We educate employees that family comes first, work comes next. What’s the point of you doing all the work and trying to make all the money when at the end of the day it impacts having a good life
with your family? –Vamsi Bollineni

Vamsi on The Challenges of Running a Salesforce Practice

Ben: What would you say is the hardest part about running a salesforce practice in this day and age?

Vamsi: Scaling up fast enough. That’s always the challenge. On the other hand it’s keeping up with costs. Because we’re trying to follow the culture, we’re trying to follow the other norms to ensure that we’re on par with other employers in the industry. The cost of benefits and all, everything is going up, so we constantly have to recalibrate our position in the market and our pricings to the customers, the costs that we’re spending. That’s the biggest challenge. That has actually gone significantly up compared to where we were 10 or 12 years ago. So that’s the biggest thing we’ve been looking at. Just looking at our benefits package, we scaled our benefits from 5 benefits in a package to 20 or 25 benefits in a package, we have a couple of different policies, insurance policies, life insurance policies, we’ve had those from the beginning but there’s now five other types of policies like extended sick leave policies, a bunch of those things. Unlimited PTO is a big thing that we just unveiled a couple of months ago, which is becoming a common norm – but it’s a big cost that we had to digest too. But it’s becoming an industry norm.

Vamsi on Looking Forward

Ben: In terms of future growth opportunities and where you see continued growth opportunities to scale as a business – you mention marketing cloud and mulesoft which were two acquisitions of Salesforce over the years, when Salesforce acquires a company do you instantly look to grow a service line around that? Is that how you’ll continue to grow and scale your business, by continuing to align with what Salesforce does from a product perspective?

Vamsi: We never look at the acquisitions they do and try to grow around them because acquisitions from Salesforce are going in two directions, right?
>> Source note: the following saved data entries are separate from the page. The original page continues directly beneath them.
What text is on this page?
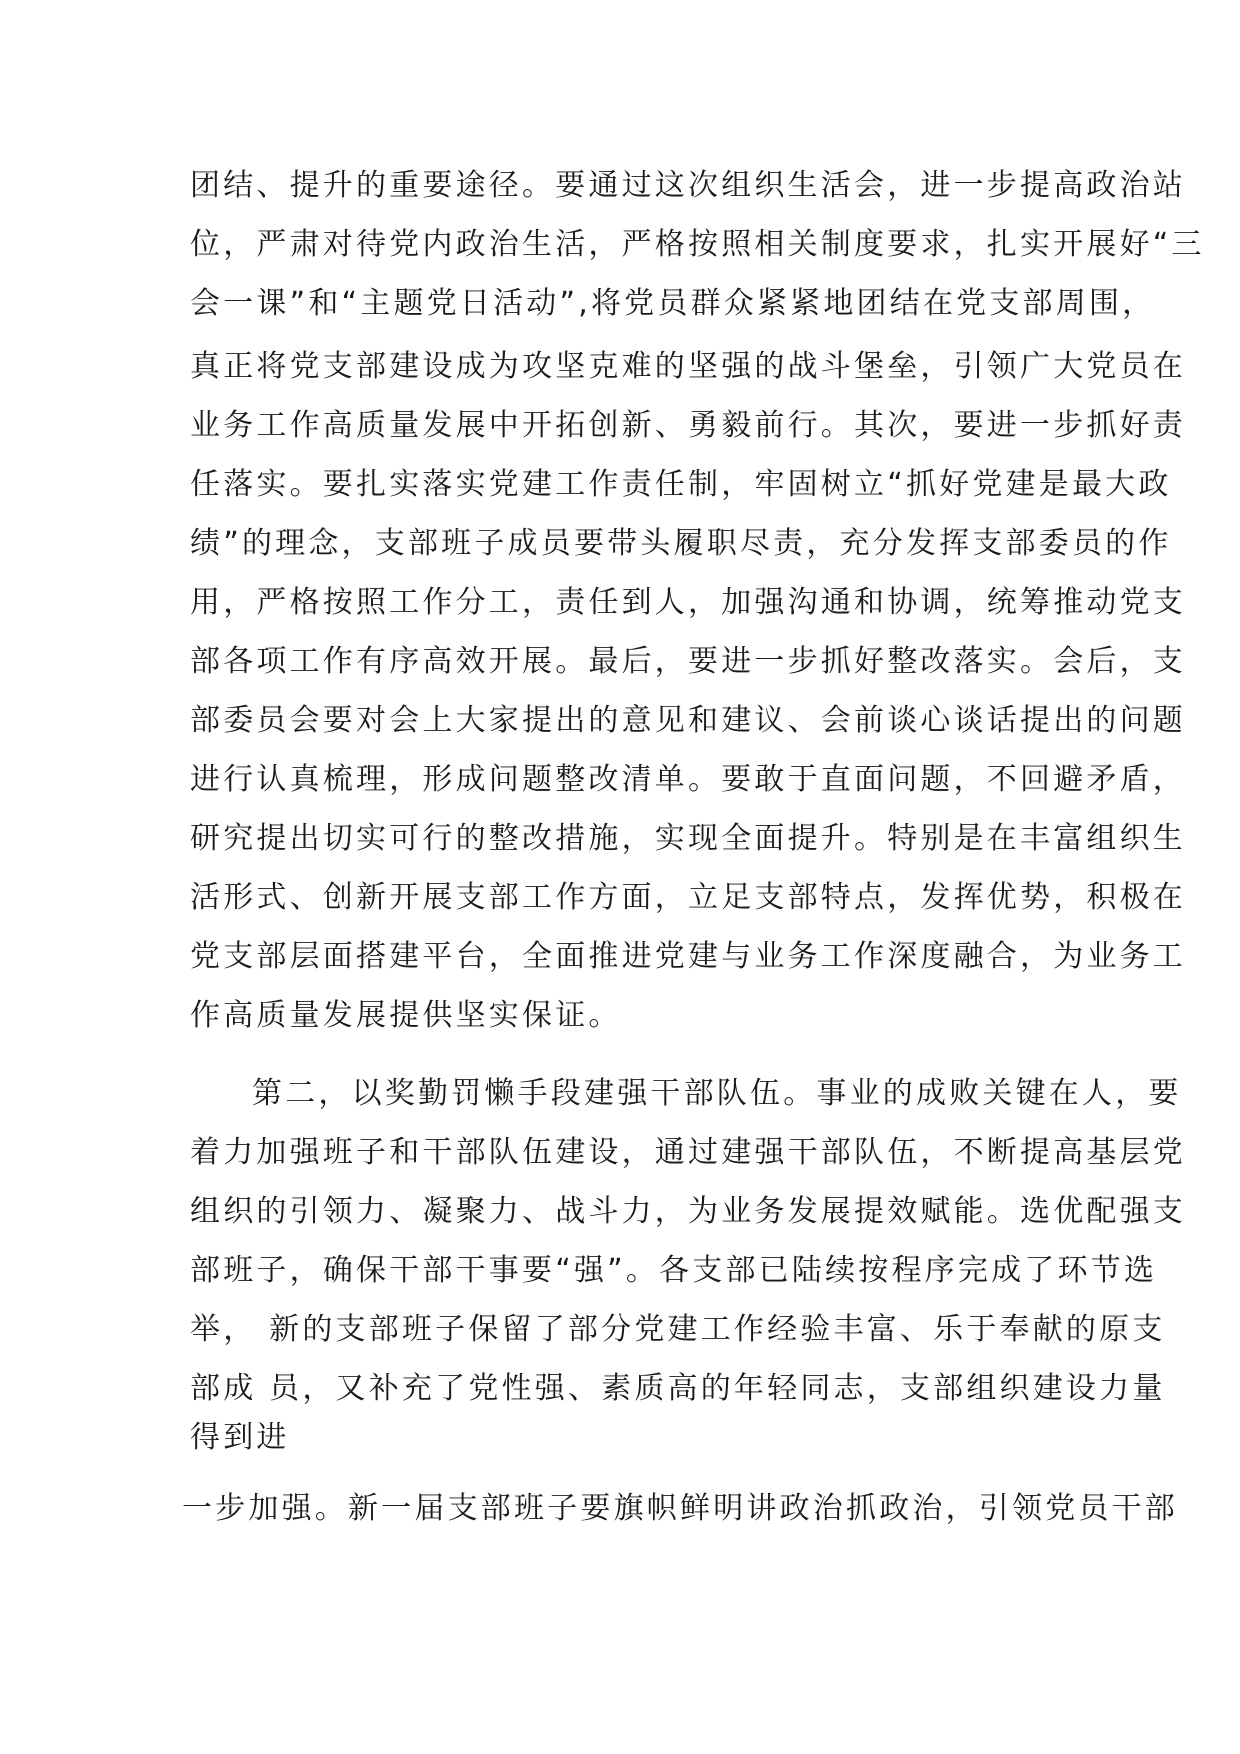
团结、提升的重要途径。要通过这次组织生活会，进一步提高政治站
位，严肃对待党内政治生活，严格按照相关制度要求，扎实开展好“三
会一课”和“主题党日活动”,将党员群众紧紧地团结在党支部周围，
真正将党支部建设成为攻坚克难的坚强的战斗堡垒，引领广大党员在
业务工作高质量发展中开拓创新、勇毅前行。其次，要进一步抓好责
任落实。要扎实落实党建工作责任制，牢固树立“抓好党建是最大政
绩”的理念，支部班子成员要带头履职尽责，充分发挥支部委员的作
用，严格按照工作分工，责任到人，加强沟通和协调，统筹推动党支
部各项工作有序高效开展。最后，要进一步抓好整改落实。会后，支
部委员会要对会上大家提出的意见和建议、会前谈心谈话提出的问题
进行认真梳理，形成问题整改清单。要敢于直面问题，不回避矛盾，
研究提出切实可行的整改措施，实现全面提升。特别是在丰富组织生
活形式、创新开展支部工作方面，立足支部特点，发挥优势，积极在
党支部层面搭建平台，全面推进党建与业务工作深度融合，为业务工
作高质量发展提供坚实保证。
第二，以奖勤罚懒手段建强干部队伍。事业的成败关键在人，要
着力加强班子和干部队伍建设，通过建强干部队伍，不断提高基层党
组织的引领力、凝聚力、战斗力，为业务发展提效赋能。选优配强支
部班子，确保干部干事要“强”。各支部已陆续按程序完成了环节选
举， 新的支部班子保留了部分党建工作经验丰富、乐于奉献的原支
部成 员，又补充了党性强、素质高的年轻同志，支部组织建设力量
得到进
一步加强。新一届支部班子要旗帜鲜明讲政治抓政治，引领党员干部
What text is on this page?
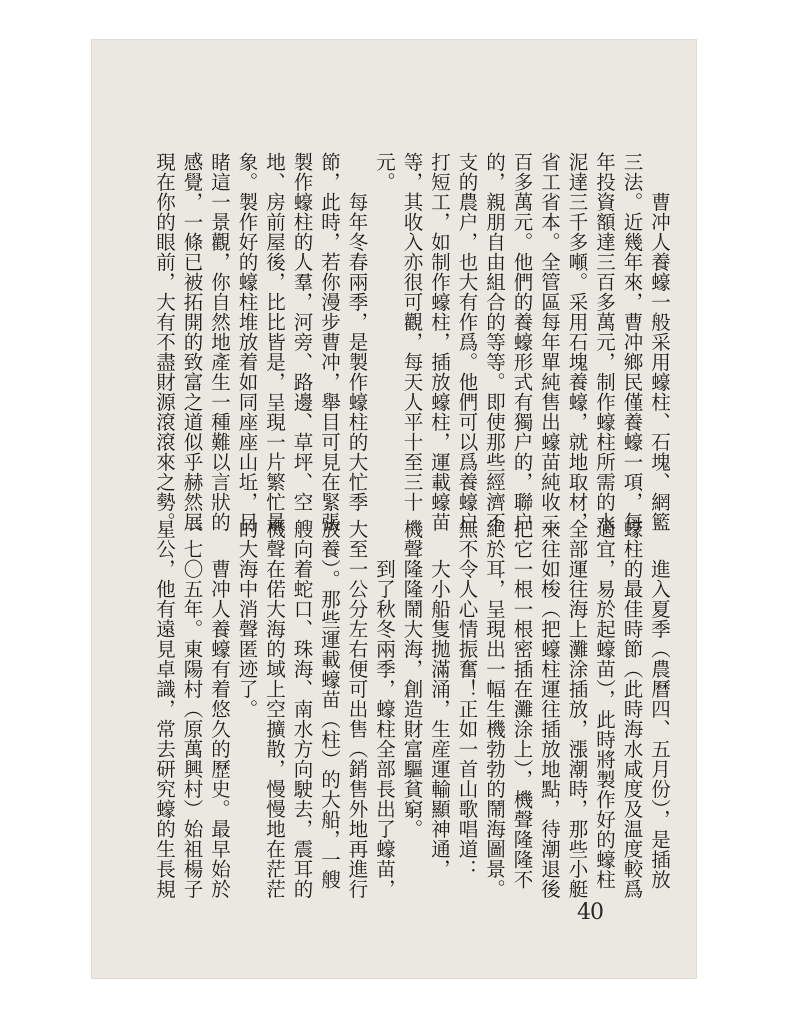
曹冲人養蠔一般采用蠔柱、石塊、網籃

三法。近幾年來，曹冲鄉民僅養蠔一項，每

年投資額達三百多萬元，制作蠔柱所需的水

泥達三千多噸。采用石塊養蠔，就地取材，

省工省本。全管區每年單純售出蠔苗純收二

百多萬元。他們的養蠔形式有獨户的，聯户

的，親朋自由組合的等等。即使那些經濟不

支的農户，也大有作爲。他們可以爲養蠔户

打短工，如制作蠔柱，插放蠔柱，運載蠔苗

等，其收入亦很可觀，每天人平十至三十

元。

每年冬春兩季，是製作蠔柱的大忙季

節，此時，若你漫步曹冲，舉目可見在緊張

製作蠔柱的人羣，河旁、路邊、草坪、空

地、房前屋後，比比皆是，呈現一片繁忙景

象。製作好的蠔柱堆放着如同座座山坵，目

睹這一景觀，你自然地產生一種難以言狀的

感覺，一條已被拓開的致富之道似乎赫然展

現在你的眼前，大有不盡財源滾滾來之勢。

進入夏季（農曆四、五月份），是插放

蠔柱的最佳時節（此時海水咸度及温度較爲

適宜，易於起蠔苗），此時將製作好的蠔柱

全部運往海上灘涂插放，漲潮時，那些小艇

來往如梭（把蠔柱運往插放地點，待潮退後

把它一根一根密插在灘涂上），機聲隆隆不

絶於耳，呈現出一幅生機勃勃的鬧海圖景。

無不令人心情振奮！正如一首山歌唱道：

大小船隻拋滿涌，生産運輸顯神通，

機聲隆隆鬧大海，創造財富驅貧窮。

到了秋冬兩季，蠔柱全部長出了蠔苗，

大至一公分左右便可出售（銷售外地再進行

放養）。那些運載蠔苗（柱）的大船，一艘

艘向着蛇口、珠海、南水方向駛去，震耳的

機聲在偌大海的域上空擴散，慢慢地在茫茫

的大海中消聲匿迹了。

曹冲人養蠔有着悠久的歷史。最早始於

一七〇五年。東陽村（原萬興村）始祖楊子

星公，他有遠見卓識，常去研究蠔的生長規

40
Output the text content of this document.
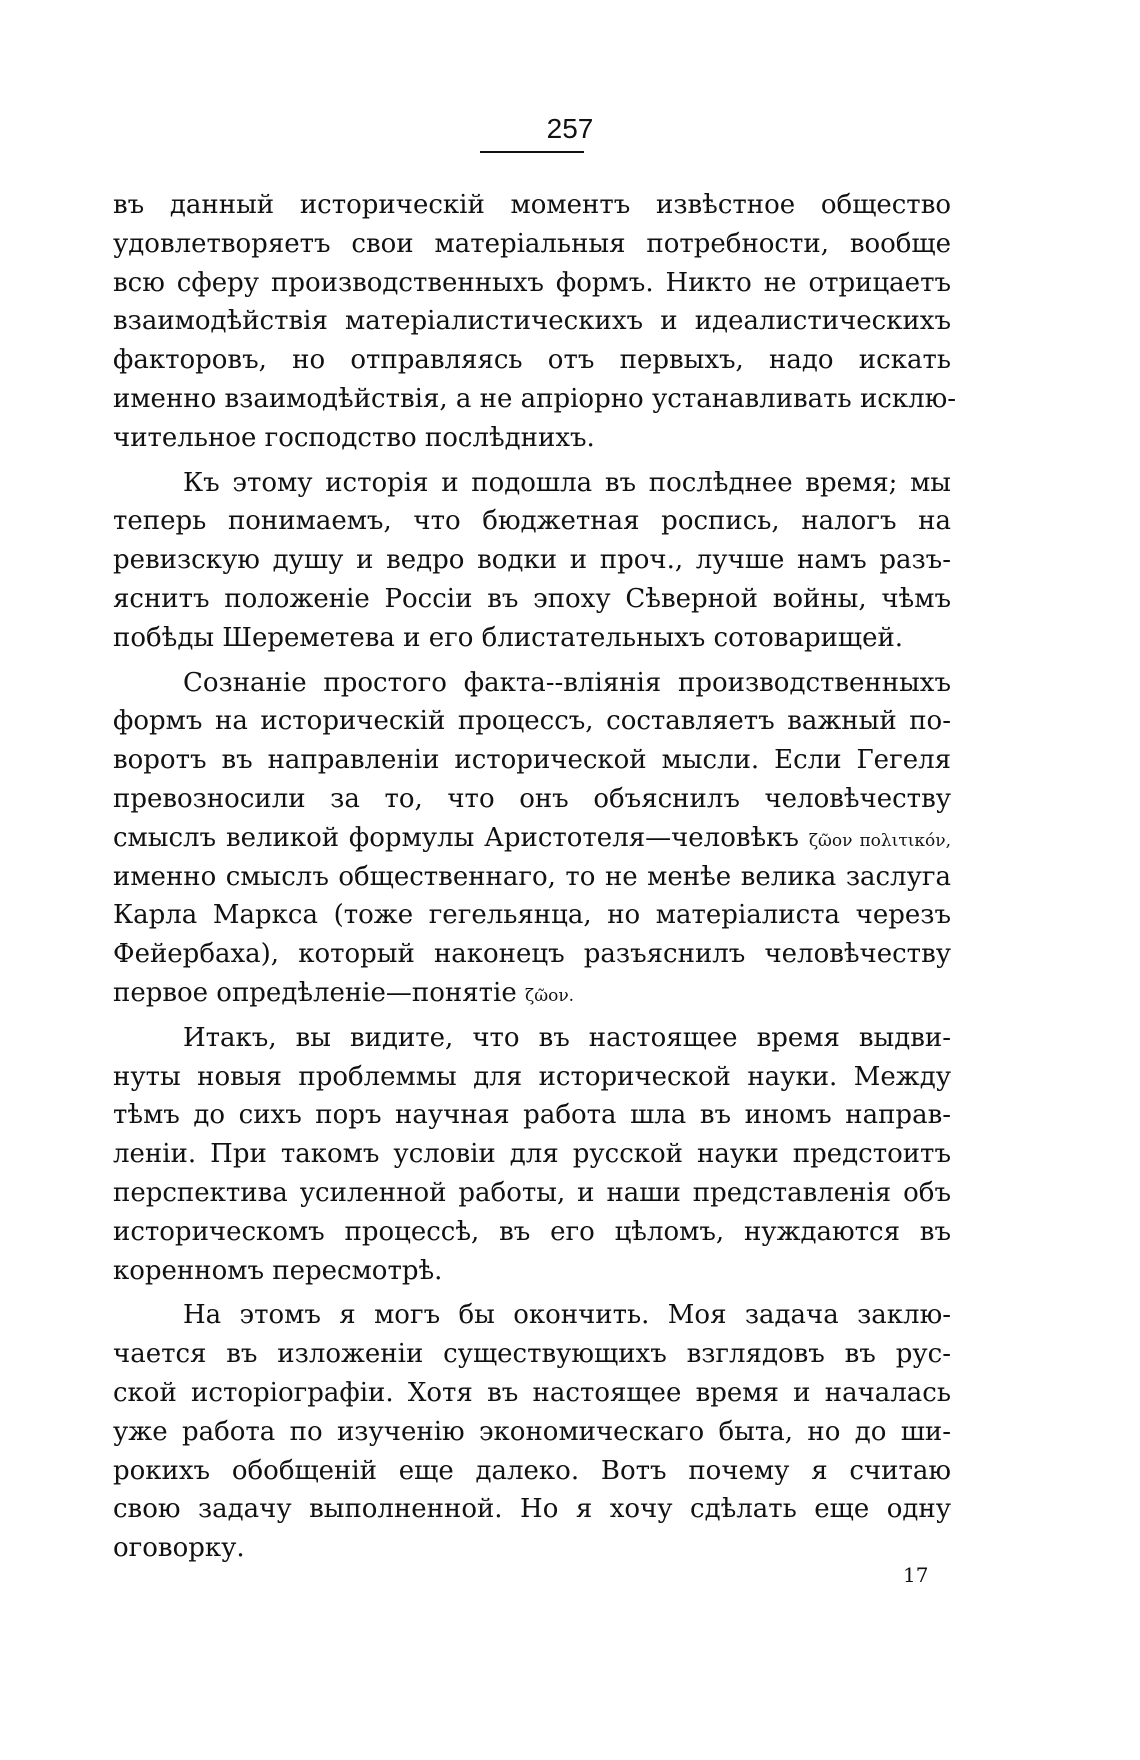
257
въ данный историческій моментъ извѣстное общество
удовлетворяетъ свои матеріальныя потребности, вообще
всю сферу производственныхъ формъ. Никто не отрицаетъ
взаимодѣйствія матеріалистическихъ и идеалистическихъ
факторовъ, но отправляясь отъ первыхъ, надо искать
именно взаимодѣйствія, а не апріорно устанавливать исклю-
чительное господство послѣднихъ.
Къ этому исторія и подошла въ послѣднее время; мы
теперь понимаемъ, что бюджетная роспись, налогъ на
ревизскую душу и ведро водки и проч., лучше намъ разъ-
яснитъ положеніе Россіи въ эпоху Сѣверной войны, чѣмъ
побѣды Шереметева и его блистательныхъ сотоварищей.
Сознаніе простого факта--вліянія производственныхъ
формъ на историческій процессъ, составляетъ важный по-
воротъ въ направленіи исторической мысли. Если Гегеля
превозносили за то, что онъ объяснилъ человѣчеству
смыслъ великой формулы Аристотеля—человѣкъ ζῶον πολιτικόν,
именно смыслъ общественнаго, то не менѣе велика заслуга
Карла Маркса (тоже гегельянца, но матеріалиста черезъ
Фейербаха), который наконецъ разъяснилъ человѣчеству
первое опредѣленіе—понятіе ζῶον.
Итакъ, вы видите, что въ настоящее время выдви-
нуты новыя проблеммы для исторической науки. Между
тѣмъ до сихъ поръ научная работа шла въ иномъ направ-
леніи. При такомъ условіи для русской науки предстоитъ
перспектива усиленной работы, и наши представленія объ
историческомъ процессѣ, въ его цѣломъ, нуждаются въ
коренномъ пересмотрѣ.
На этомъ я могъ бы окончить. Моя задача заклю-
чается въ изложеніи существующихъ взглядовъ въ рус-
ской исторіографіи. Хотя въ настоящее время и началась
уже работа по изученію экономическаго быта, но до ши-
рокихъ обобщеній еще далеко. Вотъ почему я считаю
свою задачу выполненной. Но я хочу сдѣлать еще одну
оговорку.
17
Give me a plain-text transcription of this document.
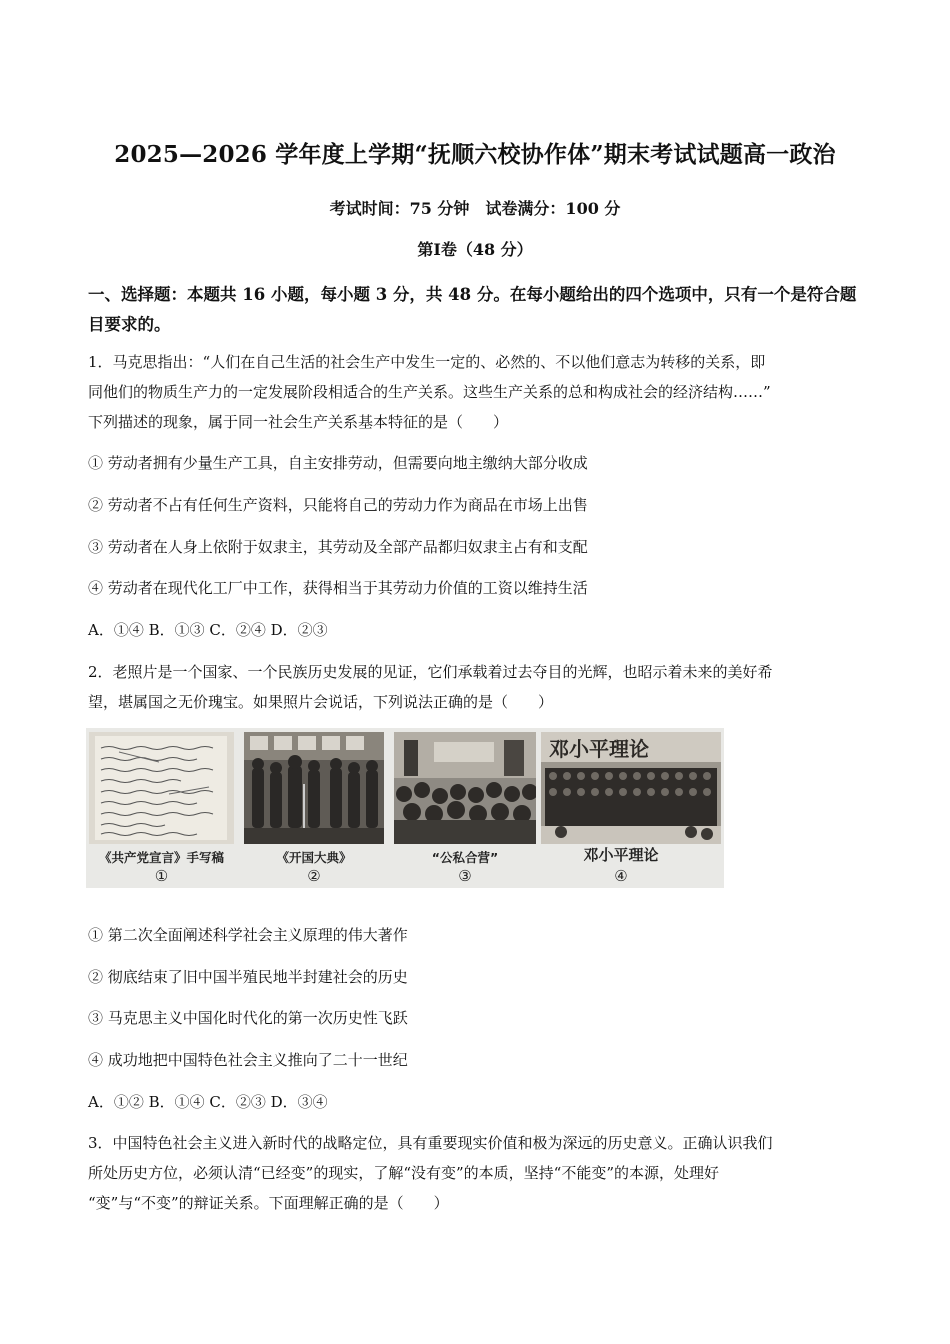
2025—2026 学年度上学期“抚顺六校协作体”期末考试试题高一政治
考试时间：75 分钟　试卷满分：100 分
第Ⅰ卷（48 分）
一、选择题：本题共 16 小题，每小题 3 分，共 48 分。在每小题给出的四个选项中，只有一个是符合题目要求的。
1．马克思指出：“人们在自己生活的社会生产中发生一定的、必然的、不以他们意志为转移的关系，即
同他们的物质生产力的一定发展阶段相适合的生产关系。这些生产关系的总和构成社会的经济结构……”
下列描述的现象，属于同一社会生产关系基本特征的是（　　）
① 劳动者拥有少量生产工具，自主安排劳动，但需要向地主缴纳大部分收成
② 劳动者不占有任何生产资料，只能将自己的劳动力作为商品在市场上出售
③ 劳动者在人身上依附于奴隶主，其劳动及全部产品都归奴隶主占有和支配
④ 劳动者在现代化工厂中工作，获得相当于其劳动力价值的工资以维持生活
A．①④ B．①③ C．②④ D．②③
2．老照片是一个国家、一个民族历史发展的见证，它们承载着过去夺目的光辉，也昭示着未来的美好希
望，堪属国之无价瑰宝。如果照片会说话，下列说法正确的是（　　）
邓小平理论
《共产党宣言》手写稿
①
《开国大典》
②
“公私合营”
③
邓小平理论
④
① 第二次全面阐述科学社会主义原理的伟大著作
② 彻底结束了旧中国半殖民地半封建社会的历史
③ 马克思主义中国化时代化的第一次历史性飞跃
④ 成功地把中国特色社会主义推向了二十一世纪
A．①② B．①④ C．②③ D．③④
3．中国特色社会主义进入新时代的战略定位，具有重要现实价值和极为深远的历史意义。正确认识我们
所处历史方位，必须认清“已经变”的现实，了解“没有变”的本质，坚持“不能变”的本源，处理好
“变”与“不变”的辩证关系。下面理解正确的是（　　）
One, they’re acquiring existing partners to grow their headcount and support their internal ecosystem and two, they’re buying these products to integrate into their existing functionalities so their capabilities are going up to meet the ecosystem’s needs. So the way we typically look at it is, we work with a bunch of folks in the Salesforce ecosystem, and I work with Salesforce pretty closely on a lot of things, so we try to see where the need is. Today, there is a need in the financial industry that we’re focusing on, there’s a need in banking, there’s a need in insurance, there’s a need in wealth management, or asset management, or mortgage. But what we look at is the specific pieces, not just the whole industry we look at the niche. Where is the biggest gap today that is stopping Salesforce from selling more deals? Is it with insurance carriers? Is it with insurance agencies? Is it something that’s related to a specific integration that they’re not able to do between Salesforce and other systems and it’s stopping them from being able to get from 50 to 100? We look at those gaps and we try to come up with these pre-built integrations. Our goal is to provide customers with comfortability and end-to-end solutions. At the end of the day there’s a lot of solutions, but they’re not complete. So it’s end-to-end, 360, recommendations and best practices, that’s what we’re trying to bring to the table. This is to not only comfort the customer but to comfort Salesforce.